Beberapa saudara Asy-Syaikh Abdullah bin Muhammad Al-Mani’ rahimahullah,
Qadhi Unaizah pada tahun 1360 H (1936) menyebutkan bahwa Asy-Syaikh
Al-’Utsaimin selalu datang pagi-pagi ke rumah Asy-Syaikh Abdullah bin
Muhammad sambil membawa kertas dan buku. Asy-Syaikh Al-’Utsaimin
kemudian mengetuk pintu, mengucapkan salam dan meminta ijin untuk masuk
ke perpustakaan. Beliau biasa ada di perpustakaan itu sampai menjelang
Dzuhur. Ini dilakukan ketika beliau masih anak-anak (belum mencapai usia
baligh). (Ad-Durr Ats-Tsamin fi Tarjamti Faqihil Ummah Al-’Allammah bin
‘Utsaimin, hal. 24) “Istirahat adalah dengan tetap memberikan
pelayanan kepada umat” Asy-Syaikh Badr bin Nadhir Al-Masyari
menceritakan: Meskipun dalam keadaan kesehatannya kurang baik,
Asy-Syaikh Al-’Utsaimin tetap bersemangat untuk memberikan khutbah
Jum’at di Al-Jami’ Al-Kabir, memimpin doa, dan menemui tamu-tamu untuk
menjawab pertanyaan ataupun memberikan penjelasan.
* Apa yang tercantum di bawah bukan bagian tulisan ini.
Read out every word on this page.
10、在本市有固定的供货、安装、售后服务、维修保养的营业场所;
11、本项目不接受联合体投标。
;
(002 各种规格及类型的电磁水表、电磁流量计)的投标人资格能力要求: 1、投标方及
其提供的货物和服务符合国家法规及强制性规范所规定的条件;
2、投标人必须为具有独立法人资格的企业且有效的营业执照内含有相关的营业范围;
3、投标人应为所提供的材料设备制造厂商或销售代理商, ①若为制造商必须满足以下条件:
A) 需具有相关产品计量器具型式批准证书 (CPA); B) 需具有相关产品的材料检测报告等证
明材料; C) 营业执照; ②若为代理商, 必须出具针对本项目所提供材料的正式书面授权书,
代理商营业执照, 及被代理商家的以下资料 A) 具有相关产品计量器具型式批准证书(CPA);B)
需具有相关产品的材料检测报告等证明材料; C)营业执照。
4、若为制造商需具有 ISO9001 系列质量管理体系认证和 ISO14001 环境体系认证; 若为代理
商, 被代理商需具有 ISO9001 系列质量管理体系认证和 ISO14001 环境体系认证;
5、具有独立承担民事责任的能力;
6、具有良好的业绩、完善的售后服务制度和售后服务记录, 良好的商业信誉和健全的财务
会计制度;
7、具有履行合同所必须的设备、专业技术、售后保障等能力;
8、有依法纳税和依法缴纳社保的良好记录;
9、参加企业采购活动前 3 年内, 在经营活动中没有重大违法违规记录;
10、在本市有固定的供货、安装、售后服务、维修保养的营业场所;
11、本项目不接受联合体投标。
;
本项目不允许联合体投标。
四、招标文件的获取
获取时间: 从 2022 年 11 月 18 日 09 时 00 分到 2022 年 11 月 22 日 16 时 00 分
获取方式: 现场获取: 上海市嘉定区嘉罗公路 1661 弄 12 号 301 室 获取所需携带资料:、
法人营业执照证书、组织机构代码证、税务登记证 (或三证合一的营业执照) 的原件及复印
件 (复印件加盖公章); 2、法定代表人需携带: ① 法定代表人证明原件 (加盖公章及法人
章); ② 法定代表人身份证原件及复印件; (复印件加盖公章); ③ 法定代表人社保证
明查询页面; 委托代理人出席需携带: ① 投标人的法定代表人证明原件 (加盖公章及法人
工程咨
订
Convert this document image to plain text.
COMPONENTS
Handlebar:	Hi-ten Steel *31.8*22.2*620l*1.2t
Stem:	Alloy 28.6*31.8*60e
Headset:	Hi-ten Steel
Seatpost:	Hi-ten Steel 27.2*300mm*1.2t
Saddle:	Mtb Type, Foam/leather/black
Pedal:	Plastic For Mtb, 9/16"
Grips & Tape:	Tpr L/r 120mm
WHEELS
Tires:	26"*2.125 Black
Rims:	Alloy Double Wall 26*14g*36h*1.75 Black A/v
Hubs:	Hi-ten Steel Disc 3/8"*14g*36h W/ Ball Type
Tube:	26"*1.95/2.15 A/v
Semua ini memang
kemauan dari beliau sendiri, dimana pada suatu hari dikatakan kepada
beliau, “Wahai Syaikh, beristirahatlah.” Maka beliau menjawab,
“Istirahat adalah dengan tetap memberikan pelayanan kepada umat.”
(Ad-Durr Ats-Tsamin fi Tarjamti Faqihil Ummah Al-’Allammah bin
‘Utsaimin, hal. 296)
Prihatin dengan Krisis yang Terjadi pada Umat
Asy-Syaikh Badr bin Nadhir Al-Masyaari menceritakan: Salah seorang murid
Asy-Syaikh Al-’Utsaimin bercerita kepada saya bahwa beliau pernah
mengalami tidur dalam waktu sedikit ketika krisis yang besar melanda
umat, khususnya pada saat Perang Teluk dan tragedi pembantaian muslimi
di Bosnia dan Chechnya. Waktu itu beliau sering berdoa di waktu malam
kepada Allah Subhanahu wa Ta’ala agar memberi kemenangan bagi kaum
muslimin dalam melawan musuh-musuhnya, menguatkan Islam, dan
menghancurkan musuh-musuh Islam. Beliau pun berdoa untuk keselamatan
kaum muslimin secara keseluruhan dan memberi mereka dorongan agar tetap
teguh dalam menghadapi berbagai kesulitan menghadapi musuh-musuh Isam.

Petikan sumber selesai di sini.